As it might be interesting for others, here is a small tutorial on how
to boot the Beagle through UART:
1 - Generate an x-loader with serial support:
git clone http://git.omapzoom.org/repo/u-boot.git
git clone http://git.omapzoom.org/repo/x-loader.git
now you've got an ~13k x-load.bin in the x-loader directory.
2 - Generate Nishant Menon's tools
git clone git clone http://github.com/nmenon/omap-u-boot-utils.git
now you've got two tools: pserial and ukermit
3 - Pick up the U-Boot you'd like to put in SDRAM
You can either use the one generated by OE, or you can quickly
generate a new one:
git clone http://git.denx.de/u-boot.git u-boot-denx
now you've got an ~160k u-boot.bin in the u-boot-denx directory.
4 - Prepare the boot
cp ../x-loader/x-load.bin .
cp ../u-boot-denx/u-boot.bin .
5 - Boot (use the right tty for your setup of course)
Power off the board.
Run pserial to put the x-loader in the internal SRAM:
./pserial -p /dev/ttyS0 -f x-load.bin
If you already have an x-loader in NAND, you must push the User Button
so that the NAND boot is tried after the UART boot, then power-on the
If you don't have one, simply power-on the board.

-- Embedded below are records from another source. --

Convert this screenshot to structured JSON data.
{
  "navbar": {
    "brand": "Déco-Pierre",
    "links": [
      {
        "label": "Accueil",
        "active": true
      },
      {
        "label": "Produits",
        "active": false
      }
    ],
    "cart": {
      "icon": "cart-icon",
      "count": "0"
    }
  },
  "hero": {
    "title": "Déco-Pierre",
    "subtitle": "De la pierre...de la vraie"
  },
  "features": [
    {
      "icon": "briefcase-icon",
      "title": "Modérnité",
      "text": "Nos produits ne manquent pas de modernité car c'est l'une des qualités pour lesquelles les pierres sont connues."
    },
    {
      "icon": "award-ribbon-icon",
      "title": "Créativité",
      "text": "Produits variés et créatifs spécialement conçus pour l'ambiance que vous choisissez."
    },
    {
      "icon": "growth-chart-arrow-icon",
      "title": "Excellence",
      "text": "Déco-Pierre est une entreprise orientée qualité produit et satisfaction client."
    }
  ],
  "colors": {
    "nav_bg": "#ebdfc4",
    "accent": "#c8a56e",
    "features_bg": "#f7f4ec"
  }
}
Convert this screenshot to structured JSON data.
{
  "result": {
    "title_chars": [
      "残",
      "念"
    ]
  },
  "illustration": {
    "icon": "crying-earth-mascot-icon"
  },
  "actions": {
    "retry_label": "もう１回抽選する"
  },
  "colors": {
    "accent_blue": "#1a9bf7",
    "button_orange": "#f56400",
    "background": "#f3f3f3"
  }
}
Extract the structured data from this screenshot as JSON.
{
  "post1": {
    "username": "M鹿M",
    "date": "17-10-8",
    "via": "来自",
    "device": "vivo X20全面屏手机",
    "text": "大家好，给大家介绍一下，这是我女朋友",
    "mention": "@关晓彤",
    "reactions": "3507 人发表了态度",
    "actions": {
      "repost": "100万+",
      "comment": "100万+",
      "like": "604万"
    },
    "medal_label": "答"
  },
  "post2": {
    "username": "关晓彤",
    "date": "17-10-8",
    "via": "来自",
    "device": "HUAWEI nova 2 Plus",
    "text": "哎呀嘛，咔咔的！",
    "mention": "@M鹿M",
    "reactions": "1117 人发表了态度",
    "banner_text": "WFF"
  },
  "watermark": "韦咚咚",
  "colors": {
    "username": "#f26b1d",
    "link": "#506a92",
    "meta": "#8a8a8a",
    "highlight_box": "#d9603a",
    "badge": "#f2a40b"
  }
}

Waiting For Device ASIC ID: Press Ctrl+C to stop
ASIC ID Detected.
Downloading file: 100.000% completed(12700/12700 bytes)
File download completed.
Then run ukermit, to transmit the u-boot to the x-loader and then the
x-loader puts it in SDRAM:
./ukermit -p /dev/ttyS0 -f u-boot.bin
Downloading file: 100.000% completed(162656/162656 bytes)
File Download completed
And then you have an U-Boot prompt like this:
## Start Addr = 0x80008000
Starting OS Bootloader from UART ...
U-Boot 2009.03-rc2-00013-gefb4734 (C3A4r 18 2009 - 10:55:33)
OMAP3530-GP rev 2, CPU-OPP2 L3-165MHz
OMAP3 Beagle board + LPDDR/NAND
DRAM: 128 MB
NAND: 256 MiB
Board revision Ax/Bx
Die ID #047a00030000000004013f780601000c
Hit any key to stop autoboot: 0
You can automate the process using the little script attached.
This has been tested with B5 and B7 boards on Ubuntu 8.10.
Comments and/or remarks welcome!
boot_omap3_serial.sh (126 Bytes)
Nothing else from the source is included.